私はこんな馬鹿王子じゃないけど、その短い言葉を否定する材料が何一つ無い)
優子がショックを受けていると、慰めるように
「でも、この役は無いと思うよ。
優子ちゃんはダメ人間だけど、才能がある愛すべきダメ人間じゃない!
自分が女で相手も女だから許されてるだけのセクハラ魔人だけど、一線は引いて、仕事には影響出てないから!
他人の才能を羨んで、それを横取りしようとかしないから!
どっちかと言ったら、自分の才能に頼り過ぎて暴走する方だし……」
「ストップ!
さっきから言葉が、グサグサ刺さって来てるわ……」
「あ、ごめんなさい。
悪気は無いの」
「だから余計に傷つくんだけどね」
スケル女の他の配役は、
・主人公で、ブラック企業勤めで何でもやった前世の経験を活かして、追放されても農業や土木に革命を起こす役が寿瀬碧
・馬鹿王子の浮気相手で、深い考えもなく「あれが欲しい」「こういう風景が見たい」と甘えて国政を混乱させる役が斗仁尾恵里
・最初は、元婚約者の野心家な親の権勢を警戒して王子に加担するが、あまりの馬鹿っぷりに愛想を尽かし、国が潰れるより野心家に乗っ取られた方がマシだと王子を裏切る大臣役が帯広修子/品地レオナのダブルキャスト
・その他、主人公の侍女で追放後も付き従う役、王子の二番目の浮気相手で宮中で華々しく喧嘩する役に研究生
であった。
病弱で王子に国政を任せている国王や、王子に依頼されて主人公を暗殺しようとするも魅了されて裏切る刺客、主人公と手を組んで地域を豊かにする魔女といった役は、外の劇団員が充てられた。

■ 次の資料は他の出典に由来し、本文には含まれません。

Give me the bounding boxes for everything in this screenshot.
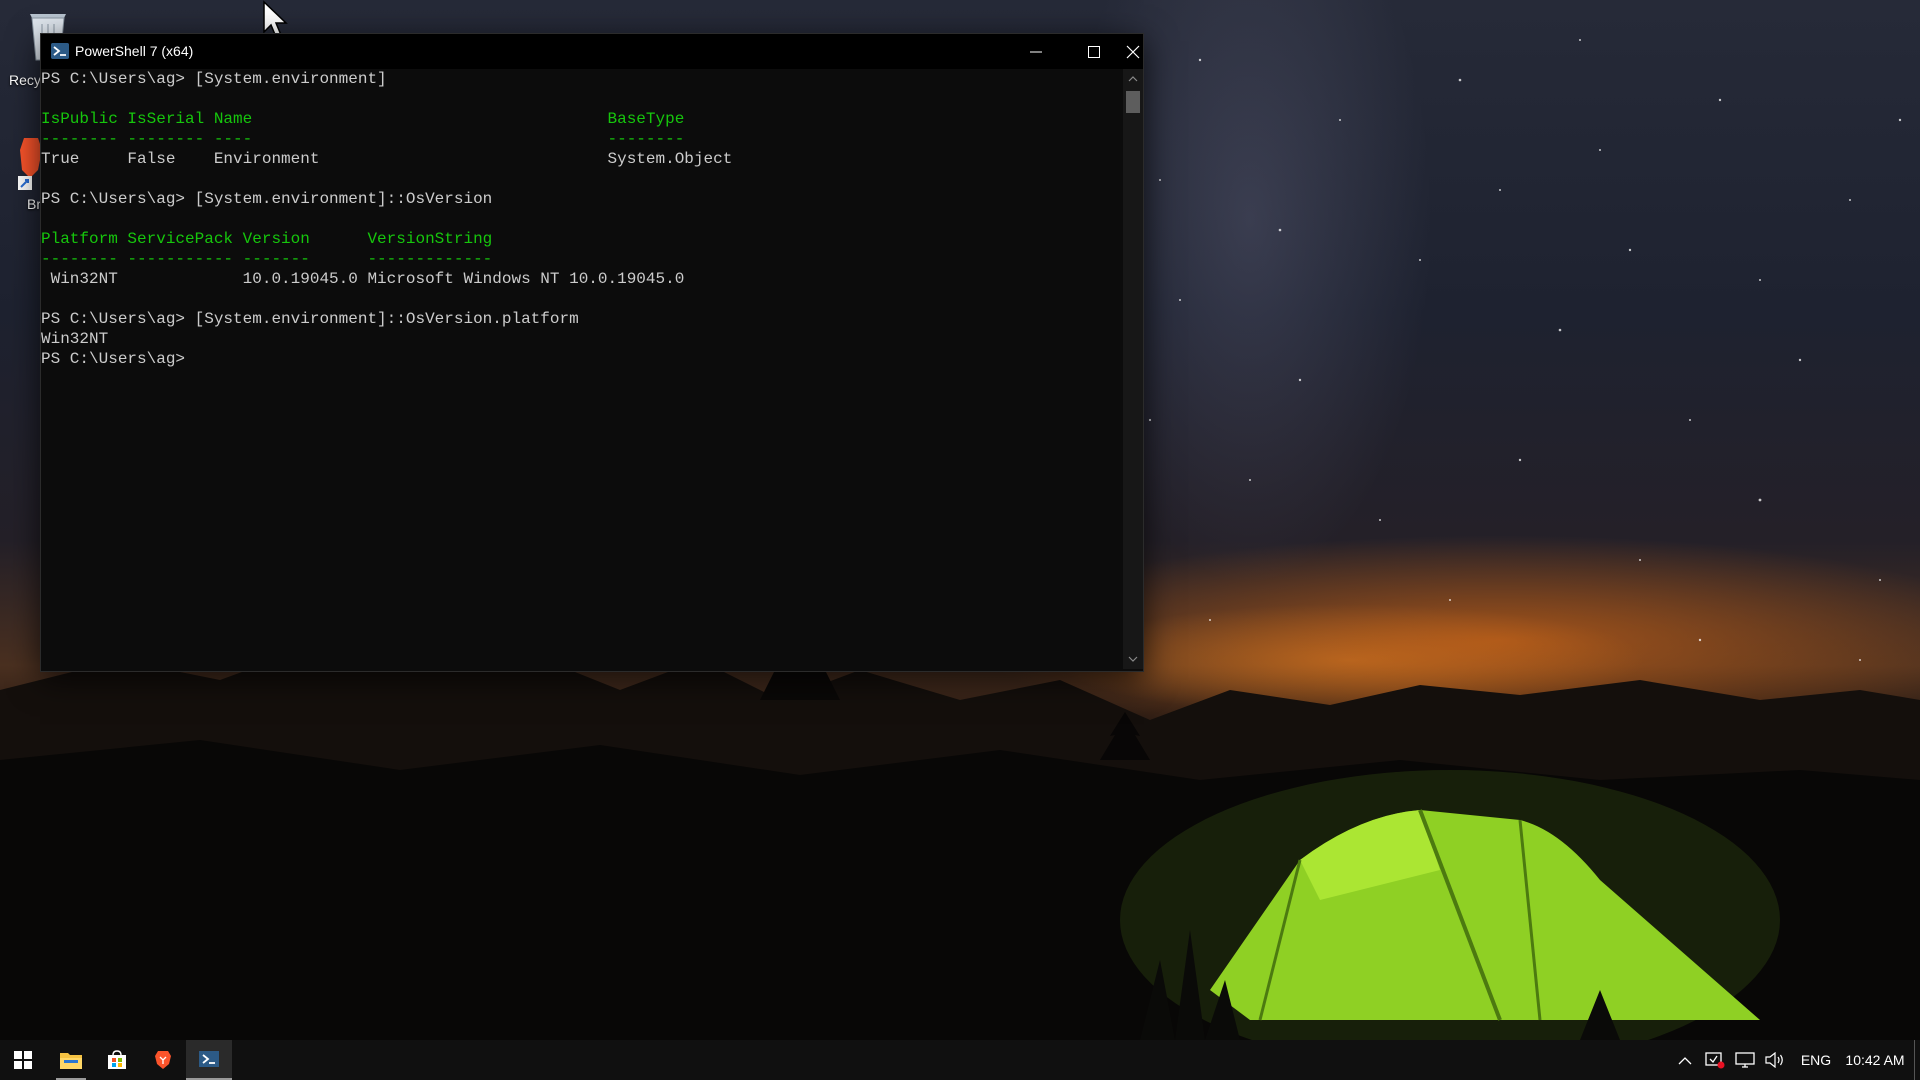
file-explorer-button[interactable] [48,1040,94,1080]
brave-lion-icon [155,1051,171,1069]
store-bag-icon [108,1050,126,1069]
minimize-icon [1030,51,1042,52]
volume-icon [1765,1052,1783,1068]
window-titlebar[interactable]: PowerShell 7 (x64) [41,34,1143,69]
terminal-line: Win32NT 10.0.19045.0 Microsoft Windows N… [41,270,685,288]
terminal-line: Platform ServicePack Version VersionStri… [41,230,493,248]
terminal-output[interactable]: PS C:\Users\ag> [System.environment] IsPu… [41,69,1123,669]
close-icon [1126,45,1140,58]
chevron-up-icon [1128,76,1138,82]
clock[interactable]: 10:42 AM [1838,1040,1912,1080]
brave-button[interactable] [140,1040,186,1080]
powershell-icon [199,1051,219,1067]
vertical-scrollbar[interactable] [1123,69,1143,669]
recycle-bin-label: Recy [9,72,41,88]
language-indicator[interactable]: ENG [1796,1040,1836,1080]
taskbar: ENG 10:42 AM [0,1040,1920,1080]
brave-shortcut-label: Br [27,196,41,212]
powershell-icon [51,43,69,59]
close-button[interactable] [1123,34,1143,69]
volume-tray-button[interactable] [1762,1040,1788,1080]
start-button[interactable] [0,1040,46,1080]
show-desktop-button[interactable] [1914,1040,1915,1080]
terminal-line: PS C:\Users\ag> [41,350,195,368]
scrollbar-thumb[interactable] [1126,91,1140,113]
terminal-line: Win32NT [41,330,109,348]
terminal-line: PS C:\Users\ag> [System.environment] [41,70,387,88]
terminal-line: PS C:\Users\ag> [System.environment]::Os… [41,310,579,328]
folder-icon [60,1053,82,1069]
security-icon [1705,1052,1725,1069]
terminal-line: -------- -------- ---- -------- [41,130,685,148]
terminal-line: -------- ----------- ------- -----------… [41,250,493,268]
security-tray-button[interactable] [1702,1040,1728,1080]
terminal-line: PS C:\Users\ag> [System.environment]::Os… [41,190,493,208]
show-hidden-icons-button[interactable] [1672,1040,1698,1080]
chevron-down-icon [1128,656,1138,662]
maximize-icon [1088,45,1100,58]
window-title: PowerShell 7 (x64) [75,43,194,59]
scroll-up-button[interactable] [1123,69,1143,89]
network-icon [1735,1052,1755,1068]
scroll-down-button[interactable] [1123,649,1143,669]
maximize-button[interactable] [1065,34,1123,69]
terminal-line: True False Environment System.Object [41,150,733,168]
chevron-up-icon [1678,1056,1692,1064]
windows-logo-icon [14,1051,32,1069]
network-tray-button[interactable] [1732,1040,1758,1080]
store-button[interactable] [94,1040,140,1080]
terminal-line: IsPublic IsSerial Name BaseType [41,110,685,128]
minimize-button[interactable] [1007,34,1065,69]
powershell-window[interactable]: PowerShell 7 (x64) PS C:\Users\ag> [Syst… [40,33,1144,672]
powershell-button[interactable] [186,1040,232,1080]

「馬鹿王子こそ、劇団の人に演じて貰えば良かったんじゃないの?」
と、悪役かつダメ役に憤慨する富良野に、優子は笑いながら
「この役に不満は無いよ」
と語る。
「シェイクスピアの演劇で『真夏の夜の夢』っていう、あの人らしからぬハチャメチャなのがあるんだけど、そこで重要なのはパックっていう、悪戯好きな妖精なんだ。
物語の中心たるハーミア、ライサンダー、ディミトリアス、ヘラナの四角関係、妖精の王オベロンと女王ティタニアの関係を堅苦しくさせない為にも、脇役のパックの演技が重要なんだ。

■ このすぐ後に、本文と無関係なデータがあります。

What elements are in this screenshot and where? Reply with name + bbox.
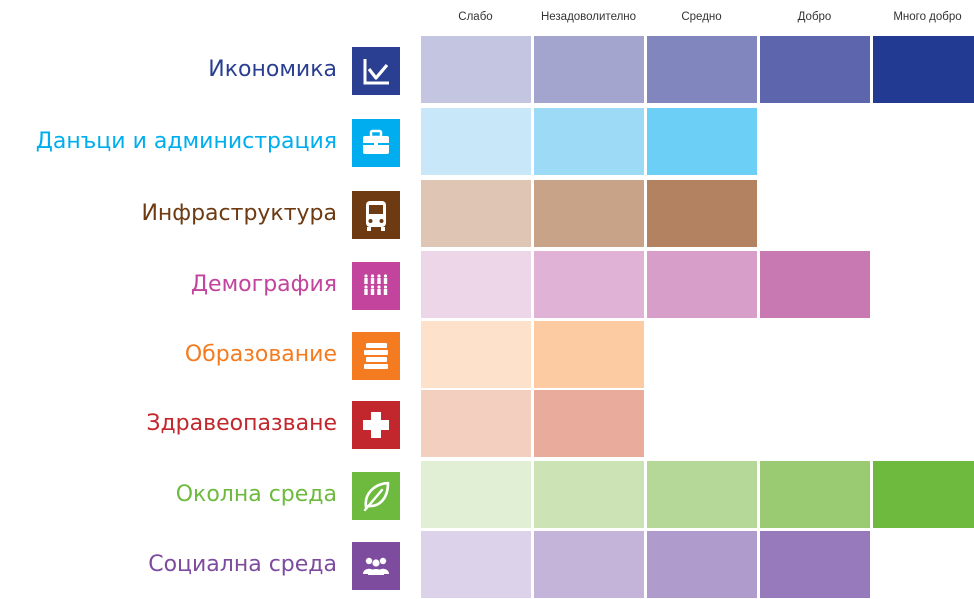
people-icon [352,262,400,310]
category-row: Социална среда [0,531,974,599]
rating-cell [421,108,531,175]
rating-cell [421,251,531,318]
category-row: Икономика [0,36,974,104]
rating-cell [647,36,757,103]
rating-cell [760,531,870,598]
category-label: Здравеопазване [146,411,337,436]
rating-cell [647,461,757,528]
rating-cell [421,36,531,103]
category-label: Инфраструктура [141,201,337,226]
rating-cell [421,180,531,247]
category-row: Образование [0,321,974,389]
category-row: Демография [0,251,974,319]
rating-cell [647,108,757,175]
rating-cell [534,251,644,318]
rating-cell [760,251,870,318]
rating-cell [534,390,644,457]
category-row: Данъци и администрация [0,108,974,176]
rating-cell [647,531,757,598]
category-ratings: Икономика Данъци и администрация Инфраст… [0,0,974,598]
rating-cell [421,461,531,528]
medical-cross-icon [352,401,400,449]
category-label: Социална среда [148,552,337,577]
briefcase-icon [352,119,400,167]
rating-cell [534,531,644,598]
category-row: Здравеопазване [0,390,974,458]
rating-cell [534,108,644,175]
category-label: Демография [190,272,337,297]
rating-cell [534,180,644,247]
rating-cell [873,461,974,528]
category-label: Околна среда [175,482,337,507]
leaf-icon [352,472,400,520]
chart-line-icon [352,47,400,95]
rating-cell [760,461,870,528]
rating-cell [534,461,644,528]
rating-cell [421,390,531,457]
category-row: Околна среда [0,461,974,529]
rating-cell [421,321,531,388]
rating-cell [873,36,974,103]
category-label: Образование [184,342,337,367]
rating-cell [421,531,531,598]
rating-cell [760,36,870,103]
rating-cell [647,251,757,318]
rating-cell [647,180,757,247]
category-row: Инфраструктура [0,180,974,248]
books-icon [352,332,400,380]
category-label: Икономика [208,57,337,82]
rating-cell [534,36,644,103]
category-label: Данъци и администрация [35,129,337,154]
bus-icon [352,191,400,239]
group-icon [352,542,400,590]
rating-cell [534,321,644,388]
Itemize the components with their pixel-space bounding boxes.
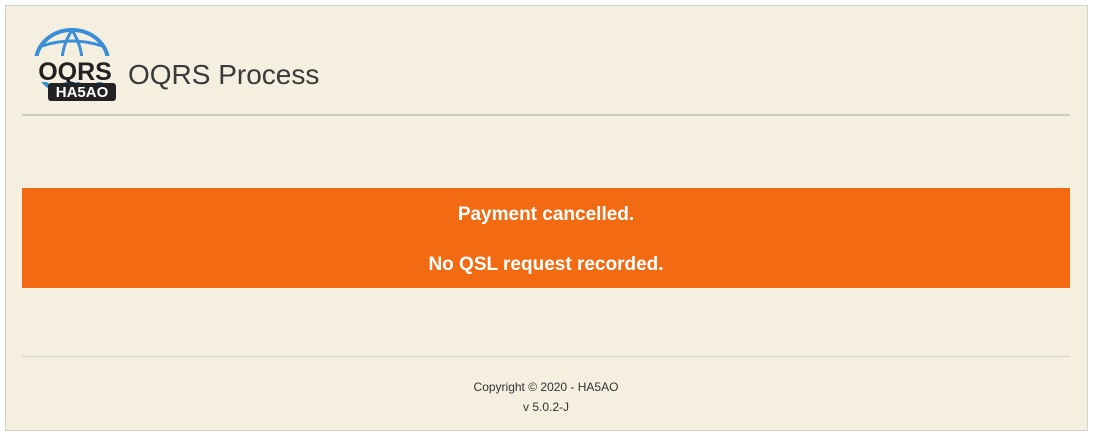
header-divider <box>22 114 1070 116</box>
logo-text-main: OQRS <box>38 58 112 86</box>
logo-text-sub: HA5AO <box>56 84 109 101</box>
copyright-text: Copyright © 2020 - HA5AO <box>473 380 619 394</box>
globe-logo-icon: OQRS HA5AO <box>34 28 118 101</box>
alert-message-payment: Payment cancelled. <box>457 204 635 225</box>
header: OQRS HA5AO OQRS Process <box>22 24 1072 114</box>
alert-banner: Payment cancelled. No QSL request record… <box>22 188 1070 288</box>
footer-divider <box>22 356 1070 357</box>
alert-message-request: No QSL request recorded. <box>428 254 664 275</box>
footer: Copyright © 2020 - HA5AO v 5.0.2-J <box>22 377 1070 417</box>
page-title: OQRS Process <box>128 59 320 90</box>
page-container: OQRS HA5AO OQRS Process Payment cancelle… <box>5 5 1088 431</box>
oqrs-logo: OQRS HA5AO <box>28 26 118 106</box>
version-text: v 5.0.2-J <box>522 400 570 414</box>
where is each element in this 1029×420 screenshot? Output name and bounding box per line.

今回のミュージカルでは、どれくらい『ザマァ』って観客が思うかがキモなの。
だから、話を回す役回りであり、ヘイトを一身に……いや、浮気相手と一緒に嫌われる役って、重要だし美味しいんだよね」
そう熱く語る優子に、
「まあ、納得してるんならいいけどさあ」
と富良野もクールダウンする。
「それにしてもさ……」
と富良野は言葉を続けた。
「それにしても、優子ちゃんってシェイクスピアとか読むんだ?
全然そういう風に見えないから、意外だった。
音楽以外の文学とかも好きなんだ」
「あははは……」
16世紀イングランドの劇作家シェイクスピアと、18世紀オーストリアの音楽家モーツァルト。
両者に直接の接点は無い。
また、モーツァルトがシェイクスピア作品を基にオペラや音楽を作った事もない。
だが、「真夏の夜の夢」とモーツァルトの「魔笛」とは、2つの物語と並行進行したり、妖精や魔法の笛という超常的なモノがキーアイテムだったりと、構造的に似ているという指摘もある。
「魔笛」に関しては、登場する3人の侍女が別のシェイクスピア作品「マクベス」の3人の魔女のオマージュであるとも言われる。

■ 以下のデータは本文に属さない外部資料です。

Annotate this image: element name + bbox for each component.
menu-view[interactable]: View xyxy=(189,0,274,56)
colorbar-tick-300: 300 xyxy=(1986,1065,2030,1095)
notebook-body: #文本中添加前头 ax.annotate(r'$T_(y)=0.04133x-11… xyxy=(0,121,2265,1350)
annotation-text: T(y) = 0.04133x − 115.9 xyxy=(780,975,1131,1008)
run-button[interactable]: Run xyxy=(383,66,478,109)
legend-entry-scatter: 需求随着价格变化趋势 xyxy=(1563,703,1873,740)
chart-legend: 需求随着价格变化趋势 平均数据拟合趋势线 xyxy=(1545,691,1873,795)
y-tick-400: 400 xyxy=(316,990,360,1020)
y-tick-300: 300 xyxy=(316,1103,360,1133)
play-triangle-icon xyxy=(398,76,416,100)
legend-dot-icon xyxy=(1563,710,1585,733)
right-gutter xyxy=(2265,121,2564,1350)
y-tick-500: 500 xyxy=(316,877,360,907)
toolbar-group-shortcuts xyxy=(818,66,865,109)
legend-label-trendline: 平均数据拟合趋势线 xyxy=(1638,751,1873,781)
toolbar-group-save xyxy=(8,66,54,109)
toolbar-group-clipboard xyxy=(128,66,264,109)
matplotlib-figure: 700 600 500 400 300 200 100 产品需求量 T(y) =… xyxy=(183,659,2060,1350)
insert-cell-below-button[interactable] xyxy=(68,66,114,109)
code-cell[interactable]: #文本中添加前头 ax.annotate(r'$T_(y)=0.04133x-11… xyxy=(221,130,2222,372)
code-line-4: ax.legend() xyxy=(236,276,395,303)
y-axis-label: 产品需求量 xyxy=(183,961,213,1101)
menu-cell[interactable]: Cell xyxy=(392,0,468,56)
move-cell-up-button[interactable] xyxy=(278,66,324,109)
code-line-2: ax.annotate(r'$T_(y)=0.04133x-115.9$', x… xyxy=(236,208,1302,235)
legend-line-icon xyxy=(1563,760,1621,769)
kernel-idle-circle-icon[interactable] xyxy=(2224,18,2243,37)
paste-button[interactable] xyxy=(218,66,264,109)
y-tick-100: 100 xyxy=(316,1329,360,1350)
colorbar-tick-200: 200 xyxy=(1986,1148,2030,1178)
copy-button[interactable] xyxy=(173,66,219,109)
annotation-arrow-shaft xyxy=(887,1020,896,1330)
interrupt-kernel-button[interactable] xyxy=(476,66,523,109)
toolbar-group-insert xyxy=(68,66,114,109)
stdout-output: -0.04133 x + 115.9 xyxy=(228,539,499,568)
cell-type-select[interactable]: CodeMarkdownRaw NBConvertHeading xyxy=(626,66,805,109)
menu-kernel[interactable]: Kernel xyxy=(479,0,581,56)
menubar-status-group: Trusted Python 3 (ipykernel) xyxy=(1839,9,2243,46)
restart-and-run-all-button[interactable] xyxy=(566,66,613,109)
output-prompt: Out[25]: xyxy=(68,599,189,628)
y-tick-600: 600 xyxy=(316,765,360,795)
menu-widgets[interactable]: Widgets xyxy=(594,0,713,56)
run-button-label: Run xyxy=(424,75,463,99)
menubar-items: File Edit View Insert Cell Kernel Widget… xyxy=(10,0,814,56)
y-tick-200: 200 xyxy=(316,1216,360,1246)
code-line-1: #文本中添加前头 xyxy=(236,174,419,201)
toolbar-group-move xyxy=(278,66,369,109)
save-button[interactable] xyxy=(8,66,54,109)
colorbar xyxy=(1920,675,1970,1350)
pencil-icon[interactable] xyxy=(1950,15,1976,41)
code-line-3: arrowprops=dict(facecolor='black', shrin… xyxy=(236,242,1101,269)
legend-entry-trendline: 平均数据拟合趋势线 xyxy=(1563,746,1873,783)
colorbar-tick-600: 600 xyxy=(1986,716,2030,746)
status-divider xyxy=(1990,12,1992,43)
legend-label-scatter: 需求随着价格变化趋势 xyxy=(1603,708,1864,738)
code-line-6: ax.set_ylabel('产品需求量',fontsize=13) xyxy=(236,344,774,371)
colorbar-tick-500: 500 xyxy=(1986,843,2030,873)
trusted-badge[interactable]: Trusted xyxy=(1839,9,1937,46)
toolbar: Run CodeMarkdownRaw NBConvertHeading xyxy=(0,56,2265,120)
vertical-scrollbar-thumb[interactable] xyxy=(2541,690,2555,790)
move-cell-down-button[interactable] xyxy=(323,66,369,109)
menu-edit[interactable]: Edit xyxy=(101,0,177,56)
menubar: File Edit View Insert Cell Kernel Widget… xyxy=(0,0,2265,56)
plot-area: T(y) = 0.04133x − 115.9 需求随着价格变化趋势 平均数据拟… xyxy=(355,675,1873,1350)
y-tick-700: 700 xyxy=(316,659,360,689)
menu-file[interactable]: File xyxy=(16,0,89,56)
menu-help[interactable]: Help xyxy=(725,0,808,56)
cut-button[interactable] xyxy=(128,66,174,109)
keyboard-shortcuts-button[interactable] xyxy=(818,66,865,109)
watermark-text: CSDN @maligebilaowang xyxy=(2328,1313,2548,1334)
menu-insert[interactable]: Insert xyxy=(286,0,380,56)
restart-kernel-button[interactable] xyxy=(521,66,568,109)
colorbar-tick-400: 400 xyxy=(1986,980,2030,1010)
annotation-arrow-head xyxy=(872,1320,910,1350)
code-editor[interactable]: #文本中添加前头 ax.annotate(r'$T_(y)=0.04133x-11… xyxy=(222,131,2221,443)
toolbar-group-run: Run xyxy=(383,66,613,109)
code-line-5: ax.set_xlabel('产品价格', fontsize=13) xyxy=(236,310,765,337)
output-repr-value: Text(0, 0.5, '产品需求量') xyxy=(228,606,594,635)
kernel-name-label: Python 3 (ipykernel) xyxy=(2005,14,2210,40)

モーツァルトはシェイクスピアから影響を受けていたか、否か。
全てを知る転生体たる少女は、普段は饒舌な癖に、この件については笑って誤魔化すだけで何も言おうとしなかった。
おまけ:
あの世にて。
ワーグナー「ありきたりの物語でも、我が輩の手によって壮大な叙事詩へと作り替えてやるぞ!」
チャイコフスキー「あんたの曲は勇壮一本槍だ。
私が悲愴さと優雅さを含んだバレエ曲にするよ」
ワーグナー「無礼な!
我が輩だって悲哀に満ちた曲は作ったぞ。
とにかくだな……」
チャイコフスキー「私たちを地上の誰かに憑依させなさい!
新曲作りたくてウズウズしてます!」
神の使い「お前ら、存在消すぞ!
黙って大人しくしてなさい!」
シェイクスピア「なんか呼ばれた気がするが」
神の使い「演劇界の人まで来ないで下さい!」
地上に居残って、続きの人生と新たな創作を楽しむ者を羨み、天界はてんやわんや。